When I stepped off the overnight bus in Ofunato, Iwate Japan I had no idea how many dreams I never knew I had would come true, and how many times my heart would be saddened. I walked lost and tired to my new home for the month, when a happy face named Chloe walked out of a portaloo (port a potty) said hello and took me into the world of organized chaos.

There are two place to stay FS or Sakari base. Each has it pros and cons, can you guess which one I stayed at?

FS: 20-30 people sleeping on tatami mats or an air mattress if they we lucky enough to bring one in an air conditioned room, communal showers, 10pm curfew with lights out, and having to make the 7:45am then 8:15 bus for work, and western toilets readily available

Sakari Base: 50-60 people sleeping on bunks beds with cardboard to make it a little more comfy and hopefully an old volunteer left you some bedding, no AC only fans, bucket showers, squat port-a-lous out front unless you want to walk 5-10 minutes to a western toilets, no curfew just 10:30pm quiet hours, and only having to make the 8:15 bus to work.

I was placed in Sakari base where I happily stayed for my month duration. I either had the top bunk or stole Rob's 4 inch blow up mattress when he was on the satellite project in Kessunuma. Staying here let me stay up most nights longer than I needed too being with all the other social animals.

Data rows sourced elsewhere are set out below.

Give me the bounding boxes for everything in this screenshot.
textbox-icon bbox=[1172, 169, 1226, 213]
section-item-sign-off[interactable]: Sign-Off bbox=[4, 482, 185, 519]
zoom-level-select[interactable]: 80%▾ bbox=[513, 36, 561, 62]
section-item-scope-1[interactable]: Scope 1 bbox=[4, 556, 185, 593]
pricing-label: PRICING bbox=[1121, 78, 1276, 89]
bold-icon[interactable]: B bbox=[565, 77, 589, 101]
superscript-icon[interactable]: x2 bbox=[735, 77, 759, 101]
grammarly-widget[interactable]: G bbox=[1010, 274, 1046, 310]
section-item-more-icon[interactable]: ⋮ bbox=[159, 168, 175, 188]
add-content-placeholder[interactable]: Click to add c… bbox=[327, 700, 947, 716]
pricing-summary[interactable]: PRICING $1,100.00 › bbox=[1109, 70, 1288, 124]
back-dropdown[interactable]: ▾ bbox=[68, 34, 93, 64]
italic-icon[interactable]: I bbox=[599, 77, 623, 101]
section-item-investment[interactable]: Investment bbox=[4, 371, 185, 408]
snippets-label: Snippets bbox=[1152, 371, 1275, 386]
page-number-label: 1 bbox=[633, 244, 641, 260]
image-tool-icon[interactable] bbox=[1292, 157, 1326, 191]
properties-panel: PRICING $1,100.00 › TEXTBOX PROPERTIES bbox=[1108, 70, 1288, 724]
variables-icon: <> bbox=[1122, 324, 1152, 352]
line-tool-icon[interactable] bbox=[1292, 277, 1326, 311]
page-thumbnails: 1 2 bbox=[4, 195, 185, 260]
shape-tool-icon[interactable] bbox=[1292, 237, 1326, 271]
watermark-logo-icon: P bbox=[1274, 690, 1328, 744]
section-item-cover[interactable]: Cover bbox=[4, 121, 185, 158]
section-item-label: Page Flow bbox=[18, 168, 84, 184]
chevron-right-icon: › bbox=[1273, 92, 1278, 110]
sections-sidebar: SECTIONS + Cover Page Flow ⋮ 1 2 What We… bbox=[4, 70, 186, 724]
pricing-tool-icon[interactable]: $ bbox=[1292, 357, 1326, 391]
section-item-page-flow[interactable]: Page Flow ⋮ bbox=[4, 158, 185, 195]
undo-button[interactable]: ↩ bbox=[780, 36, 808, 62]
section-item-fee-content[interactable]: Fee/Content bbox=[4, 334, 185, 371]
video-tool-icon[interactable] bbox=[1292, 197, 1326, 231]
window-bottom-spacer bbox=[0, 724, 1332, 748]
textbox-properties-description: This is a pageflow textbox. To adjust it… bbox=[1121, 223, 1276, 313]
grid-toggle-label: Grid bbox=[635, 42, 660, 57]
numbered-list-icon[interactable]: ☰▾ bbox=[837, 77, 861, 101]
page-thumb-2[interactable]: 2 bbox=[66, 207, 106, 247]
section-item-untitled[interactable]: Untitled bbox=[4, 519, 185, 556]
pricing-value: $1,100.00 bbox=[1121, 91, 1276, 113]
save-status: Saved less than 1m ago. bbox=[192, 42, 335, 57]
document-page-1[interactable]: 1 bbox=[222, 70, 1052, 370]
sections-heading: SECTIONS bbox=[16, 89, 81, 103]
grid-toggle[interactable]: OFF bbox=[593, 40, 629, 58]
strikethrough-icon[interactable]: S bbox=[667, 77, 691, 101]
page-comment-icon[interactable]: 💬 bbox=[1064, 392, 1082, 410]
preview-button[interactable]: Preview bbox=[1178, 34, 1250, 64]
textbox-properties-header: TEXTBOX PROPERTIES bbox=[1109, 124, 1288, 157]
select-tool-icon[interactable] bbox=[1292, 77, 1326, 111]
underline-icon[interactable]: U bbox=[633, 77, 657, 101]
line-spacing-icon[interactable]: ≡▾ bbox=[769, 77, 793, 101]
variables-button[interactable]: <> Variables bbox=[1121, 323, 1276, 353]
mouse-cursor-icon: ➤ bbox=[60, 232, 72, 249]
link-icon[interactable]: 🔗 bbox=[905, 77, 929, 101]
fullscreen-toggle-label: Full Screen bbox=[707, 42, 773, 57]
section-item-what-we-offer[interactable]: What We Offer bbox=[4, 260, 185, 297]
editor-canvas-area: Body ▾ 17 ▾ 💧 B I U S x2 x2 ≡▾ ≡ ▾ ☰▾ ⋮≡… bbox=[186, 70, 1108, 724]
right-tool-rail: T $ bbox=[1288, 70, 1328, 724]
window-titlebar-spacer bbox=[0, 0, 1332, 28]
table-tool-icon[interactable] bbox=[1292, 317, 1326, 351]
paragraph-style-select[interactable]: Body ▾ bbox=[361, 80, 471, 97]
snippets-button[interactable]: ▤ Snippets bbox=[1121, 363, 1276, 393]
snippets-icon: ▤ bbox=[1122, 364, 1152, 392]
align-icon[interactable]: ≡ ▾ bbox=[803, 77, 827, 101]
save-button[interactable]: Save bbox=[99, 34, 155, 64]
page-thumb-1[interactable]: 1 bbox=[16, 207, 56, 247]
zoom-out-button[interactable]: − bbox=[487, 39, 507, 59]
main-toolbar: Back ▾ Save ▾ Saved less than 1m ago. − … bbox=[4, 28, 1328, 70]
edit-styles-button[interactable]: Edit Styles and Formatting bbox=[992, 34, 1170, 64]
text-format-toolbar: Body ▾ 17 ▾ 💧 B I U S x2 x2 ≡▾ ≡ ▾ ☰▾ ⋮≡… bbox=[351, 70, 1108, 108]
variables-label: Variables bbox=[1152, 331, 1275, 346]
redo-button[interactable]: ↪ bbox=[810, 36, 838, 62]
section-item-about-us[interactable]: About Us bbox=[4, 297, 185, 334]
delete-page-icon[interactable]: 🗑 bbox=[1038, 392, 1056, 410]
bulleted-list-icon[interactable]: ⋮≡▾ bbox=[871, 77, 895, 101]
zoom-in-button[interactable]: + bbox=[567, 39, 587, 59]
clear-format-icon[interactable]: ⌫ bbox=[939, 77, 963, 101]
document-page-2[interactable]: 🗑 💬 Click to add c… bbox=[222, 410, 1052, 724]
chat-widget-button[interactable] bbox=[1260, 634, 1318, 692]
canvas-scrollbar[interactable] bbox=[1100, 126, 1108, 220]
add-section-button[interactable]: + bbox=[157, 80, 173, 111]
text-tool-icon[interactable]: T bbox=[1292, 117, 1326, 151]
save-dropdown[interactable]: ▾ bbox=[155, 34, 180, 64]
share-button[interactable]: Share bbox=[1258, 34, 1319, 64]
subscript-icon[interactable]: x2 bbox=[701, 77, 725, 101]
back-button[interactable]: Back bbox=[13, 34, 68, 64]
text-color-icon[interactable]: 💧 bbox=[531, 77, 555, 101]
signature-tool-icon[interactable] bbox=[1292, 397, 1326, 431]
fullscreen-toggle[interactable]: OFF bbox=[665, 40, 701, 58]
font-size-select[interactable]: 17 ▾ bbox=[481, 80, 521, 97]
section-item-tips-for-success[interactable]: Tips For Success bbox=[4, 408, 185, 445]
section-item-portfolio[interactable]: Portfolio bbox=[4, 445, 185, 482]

So what does day at All Hands look like?

For me it means waking up around 7:20am so I can wash my face in ice cold water, brush my teeth, say good morning to everyone except Wynne (you don't talk to her until she starts dancing), checking the schedule at the train station (using the western toilets), grabbing a pb&j and jumping on either the apple or banana bus for a day of work.

Depending on the job we usually take a 15 minute qique (break)
at 10:30, an hour lunch/nap when the bento boxes arrive, another qique at 2:30, clean up tools at 3:45pm, and be picked up by a green bus and hopefully back to base by 4:30pm.

From 4:30 till 5:30, I either took a bucket shower or hung out until dinner was served. Two local ladies see what food has been donated add it to our daily budgeted amount (about $5 per person) and whip up something tasty even if I don't always know what it is.

Then Chris T./Chris #1 (there have been 12 guys named Chris since the start and by the way I'm Terri #2) starts the meeting by asking all new or returning volunteers to introduce themselves, where they are from, how long they a staying, and how they heard about All Hands. The joke is if you are not staying longer than a month people won't try to remember your name, I was lucky to meet the deadline. Next all the team leaders talk about how the work for the day went and any good stories or antidotes. I have to say Alan team leading Foam Party was my favorite since he usually sang a portion of his speech. Once that was done we reviewed meeting notes, jobs for the next day, and who wanted to do dishes so they could have 1st sign ups on the job board. Then my most nights my eyes became teary as those leaving before the next meeting said goodbye.

After the meeting we hung out, learned to put on yukatas, drank in the garden, watched movies, went to Lawsons, walked and said goodbye to someone on the night bus and had a great time with each other.

This schedule went on for 6 days until we had our one Tuesday a week off. So Monday's became our Fridays, which meant karaoke and Tuesday meant cheeseburgers for lunch since we had to fend for ourselves. My favorite being when a group of us made homemade burgers and chips on a camp stove. Followed by a new favorite treat called "seagull eggs," which is a doughy bread with bean paste inside which is so much better than it sounds.

Well that is a summarized day of my life with All Hands in Japan.